Simon explains: “The scheme was forever on the ‘rather tricky’ pile, but it was developed by Murphy as part of their framework agreement with Network Rail. It was such specialist work that a single negotiated tender was deemed the best way forward.” Murphy used Opus Design to survey and draft a scheme for a new access arrangement that would meet modern safety requirements. Fabrication was by Structural Fabrications Ltd.

“Right from the start this has been a complex project. It takes place in amongst a fully operational pumping station with water being pumped out of the tunnels continuously.” Despite the huge dimensions of the shaft, the access is very restricted. With the existing machinery, its maintenance equipment and the ever-present remains of the old pumping engine the only way down is via a 900mm x 900mm grating.

Fortunately, Murphy operates a roped access team for use in such tricky projects. All their staff are confined space trained and are IRATA (Industrial Rope Access Trade Association) qualified. For them this is their bread and butter.

Top down approach

There are eleven individual landings. Each one of the top six landings is supported by a pair of massive timbers set into the unlined sandstone walls. These have survived decades of damp and are in good condition, although the same cannot be said for the rest of the staircase materials. The timbers have been used as the basis for new galvanised steel landings. Pockets have been taken out of the sandstone at the ends of the timbers to allow main beams to be landed in the sandstone and also bolted to the timbers.

Once fixed, they are bricked in using a quick setting compound that can cure even in these hostile conditions without being washed away. Terracaulk 40AF by tecroc is a purpose designed Portland cement, fibre and polymer reinforced, shrinkage compensated mortar.
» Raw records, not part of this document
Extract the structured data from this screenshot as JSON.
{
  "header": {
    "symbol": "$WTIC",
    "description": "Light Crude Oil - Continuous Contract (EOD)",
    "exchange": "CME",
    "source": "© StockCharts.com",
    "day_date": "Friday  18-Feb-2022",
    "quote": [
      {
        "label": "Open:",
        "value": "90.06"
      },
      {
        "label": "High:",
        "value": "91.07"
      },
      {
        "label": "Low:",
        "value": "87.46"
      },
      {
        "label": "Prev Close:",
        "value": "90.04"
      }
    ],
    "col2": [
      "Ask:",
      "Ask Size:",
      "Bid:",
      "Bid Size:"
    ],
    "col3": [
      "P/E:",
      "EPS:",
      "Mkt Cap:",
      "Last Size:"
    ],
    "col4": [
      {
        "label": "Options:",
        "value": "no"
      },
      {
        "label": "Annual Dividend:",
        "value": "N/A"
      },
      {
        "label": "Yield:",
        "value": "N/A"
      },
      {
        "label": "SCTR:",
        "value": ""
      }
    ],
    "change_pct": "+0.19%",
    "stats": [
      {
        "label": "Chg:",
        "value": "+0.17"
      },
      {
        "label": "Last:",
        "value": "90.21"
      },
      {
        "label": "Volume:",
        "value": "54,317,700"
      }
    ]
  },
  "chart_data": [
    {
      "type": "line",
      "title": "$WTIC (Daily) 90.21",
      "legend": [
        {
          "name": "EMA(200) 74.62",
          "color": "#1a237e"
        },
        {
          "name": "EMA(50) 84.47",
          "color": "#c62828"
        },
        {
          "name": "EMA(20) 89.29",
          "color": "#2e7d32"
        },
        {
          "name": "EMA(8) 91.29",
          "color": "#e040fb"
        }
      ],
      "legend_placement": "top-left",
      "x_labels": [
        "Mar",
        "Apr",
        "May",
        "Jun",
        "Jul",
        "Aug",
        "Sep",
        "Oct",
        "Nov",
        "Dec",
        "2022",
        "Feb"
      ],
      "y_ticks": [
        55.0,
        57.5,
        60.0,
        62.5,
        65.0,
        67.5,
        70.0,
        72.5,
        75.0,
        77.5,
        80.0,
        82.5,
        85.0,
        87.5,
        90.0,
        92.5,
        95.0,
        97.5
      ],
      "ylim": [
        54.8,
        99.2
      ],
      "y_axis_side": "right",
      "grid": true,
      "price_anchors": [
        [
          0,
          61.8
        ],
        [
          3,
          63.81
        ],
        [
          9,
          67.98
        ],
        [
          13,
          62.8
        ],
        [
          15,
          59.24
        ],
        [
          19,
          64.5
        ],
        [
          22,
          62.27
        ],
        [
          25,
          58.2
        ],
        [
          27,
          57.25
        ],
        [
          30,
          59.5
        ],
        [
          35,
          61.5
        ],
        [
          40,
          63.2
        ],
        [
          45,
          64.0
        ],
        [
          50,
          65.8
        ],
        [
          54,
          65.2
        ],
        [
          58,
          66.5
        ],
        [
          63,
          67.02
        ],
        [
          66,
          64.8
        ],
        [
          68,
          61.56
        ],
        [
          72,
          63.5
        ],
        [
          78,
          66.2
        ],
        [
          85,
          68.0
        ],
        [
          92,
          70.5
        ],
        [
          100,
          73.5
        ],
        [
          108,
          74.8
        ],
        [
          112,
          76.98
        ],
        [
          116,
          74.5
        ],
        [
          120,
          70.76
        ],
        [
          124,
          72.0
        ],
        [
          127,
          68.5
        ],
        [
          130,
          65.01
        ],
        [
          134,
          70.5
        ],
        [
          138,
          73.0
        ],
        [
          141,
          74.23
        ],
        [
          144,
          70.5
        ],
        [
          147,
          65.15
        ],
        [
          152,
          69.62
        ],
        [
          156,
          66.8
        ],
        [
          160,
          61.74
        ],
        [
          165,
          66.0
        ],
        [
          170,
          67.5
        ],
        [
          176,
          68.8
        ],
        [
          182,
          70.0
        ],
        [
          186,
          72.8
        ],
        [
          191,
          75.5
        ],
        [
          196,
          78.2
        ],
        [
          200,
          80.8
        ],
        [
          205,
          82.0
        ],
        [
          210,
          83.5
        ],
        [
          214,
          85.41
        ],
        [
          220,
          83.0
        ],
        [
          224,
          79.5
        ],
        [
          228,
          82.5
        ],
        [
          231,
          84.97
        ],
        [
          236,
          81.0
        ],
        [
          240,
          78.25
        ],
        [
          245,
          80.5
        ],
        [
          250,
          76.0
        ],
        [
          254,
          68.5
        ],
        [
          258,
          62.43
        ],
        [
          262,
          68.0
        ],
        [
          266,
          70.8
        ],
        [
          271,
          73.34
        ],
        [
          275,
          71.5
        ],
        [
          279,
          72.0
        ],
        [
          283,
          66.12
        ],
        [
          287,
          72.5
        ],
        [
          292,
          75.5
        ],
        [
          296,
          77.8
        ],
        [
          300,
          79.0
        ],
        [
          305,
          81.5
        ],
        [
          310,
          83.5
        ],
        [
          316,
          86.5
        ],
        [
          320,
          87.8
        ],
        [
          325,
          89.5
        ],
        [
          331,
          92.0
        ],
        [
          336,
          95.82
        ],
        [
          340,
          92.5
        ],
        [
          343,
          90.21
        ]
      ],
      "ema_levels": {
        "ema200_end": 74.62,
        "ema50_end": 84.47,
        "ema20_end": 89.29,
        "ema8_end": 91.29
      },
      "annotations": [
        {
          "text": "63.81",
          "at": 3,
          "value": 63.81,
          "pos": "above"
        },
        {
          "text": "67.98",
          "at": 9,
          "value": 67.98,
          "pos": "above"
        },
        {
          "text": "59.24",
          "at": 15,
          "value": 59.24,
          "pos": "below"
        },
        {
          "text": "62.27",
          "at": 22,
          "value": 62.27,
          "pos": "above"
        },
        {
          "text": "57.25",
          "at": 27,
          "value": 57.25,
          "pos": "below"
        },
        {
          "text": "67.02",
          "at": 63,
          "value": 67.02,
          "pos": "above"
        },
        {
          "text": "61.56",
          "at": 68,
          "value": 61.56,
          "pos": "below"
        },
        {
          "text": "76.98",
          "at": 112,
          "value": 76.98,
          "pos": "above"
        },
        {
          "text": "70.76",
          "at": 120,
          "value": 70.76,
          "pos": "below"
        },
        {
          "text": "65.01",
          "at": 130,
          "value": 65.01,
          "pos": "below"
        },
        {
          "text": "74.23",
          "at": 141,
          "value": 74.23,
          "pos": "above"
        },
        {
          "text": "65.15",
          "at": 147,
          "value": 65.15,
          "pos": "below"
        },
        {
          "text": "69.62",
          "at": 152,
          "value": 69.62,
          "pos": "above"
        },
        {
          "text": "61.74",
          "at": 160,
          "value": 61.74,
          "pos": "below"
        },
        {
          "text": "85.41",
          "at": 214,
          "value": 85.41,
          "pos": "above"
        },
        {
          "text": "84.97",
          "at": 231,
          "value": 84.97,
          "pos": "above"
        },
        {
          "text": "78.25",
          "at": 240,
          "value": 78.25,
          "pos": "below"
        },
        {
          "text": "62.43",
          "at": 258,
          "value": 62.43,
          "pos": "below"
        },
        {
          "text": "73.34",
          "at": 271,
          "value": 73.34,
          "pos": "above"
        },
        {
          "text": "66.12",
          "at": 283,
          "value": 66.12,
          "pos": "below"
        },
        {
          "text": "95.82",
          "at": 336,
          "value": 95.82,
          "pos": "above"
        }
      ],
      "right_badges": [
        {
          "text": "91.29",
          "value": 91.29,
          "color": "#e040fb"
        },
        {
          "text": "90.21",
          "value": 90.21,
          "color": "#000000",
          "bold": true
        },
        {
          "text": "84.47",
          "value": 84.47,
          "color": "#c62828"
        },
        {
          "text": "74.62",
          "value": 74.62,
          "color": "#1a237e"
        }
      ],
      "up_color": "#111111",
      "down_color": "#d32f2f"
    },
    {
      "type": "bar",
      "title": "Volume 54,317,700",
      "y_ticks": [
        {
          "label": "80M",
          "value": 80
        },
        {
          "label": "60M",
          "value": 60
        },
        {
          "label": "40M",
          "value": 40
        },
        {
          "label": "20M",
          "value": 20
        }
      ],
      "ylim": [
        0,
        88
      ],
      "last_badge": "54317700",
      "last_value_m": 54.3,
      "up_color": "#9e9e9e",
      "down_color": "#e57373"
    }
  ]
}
Components for the rest of the landings, and for the staircases, are then built on from there. Work has proceeded from the top down with each subsequent landing and ladder being suspended from the one above. Each old staircase is demolished to give space for the new assembly. This goes on down to level five which is where a side adit enters the shaft. A special landing arrangement will give access from the shaft to the adit which in turn leads to the main railway tunnel. From level five downwards, the arrangement alters and all further landings are suspended from this point to the water level below.

Restricted access

Martin Taylor of Murphys shrugs his shoulders. “Access to the site is so restricted. There’s no parking in the street and there is just this one small courtyard which has to be kept clear for access to the operational pumps.”

Thursday is delivery day, when a fresh load of steelwork arrives and is sorted into batches. Each piece is then lowered via a Tirfor winch through the narrow grating with long items up-ended and threaded through.
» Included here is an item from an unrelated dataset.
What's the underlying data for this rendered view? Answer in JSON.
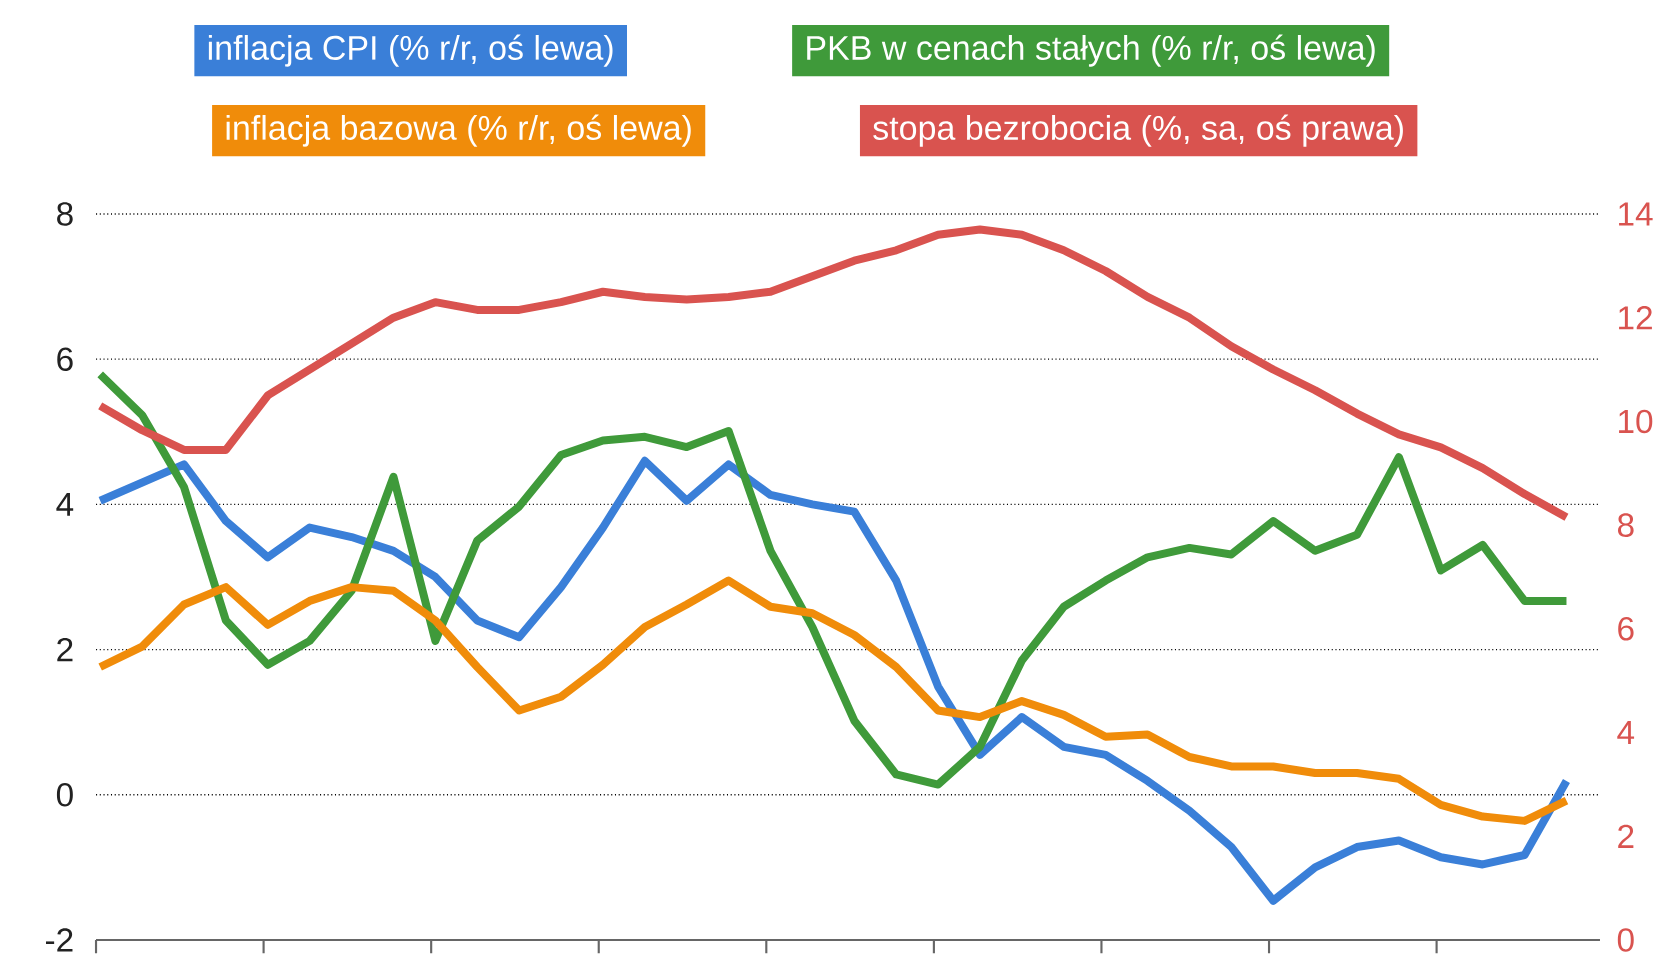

By the end of August the final staircase will be in place and the Murphy team will move on to work on to their next assignment on a Cumbrian rail viaduct. The total cost of the works will be in the region of £350,000. It is a substantial and fascinating project that will be forever out of sight of the travelling public. The pumps have to run. Without them, and their counterparts on the Liverpool bank, the railway tunnel under the Mersey would be inundated exactly as the Victorian engineers predicted.

The attempt to return to Manchester was just as fraught after the obligatory circuit of Birkenhead.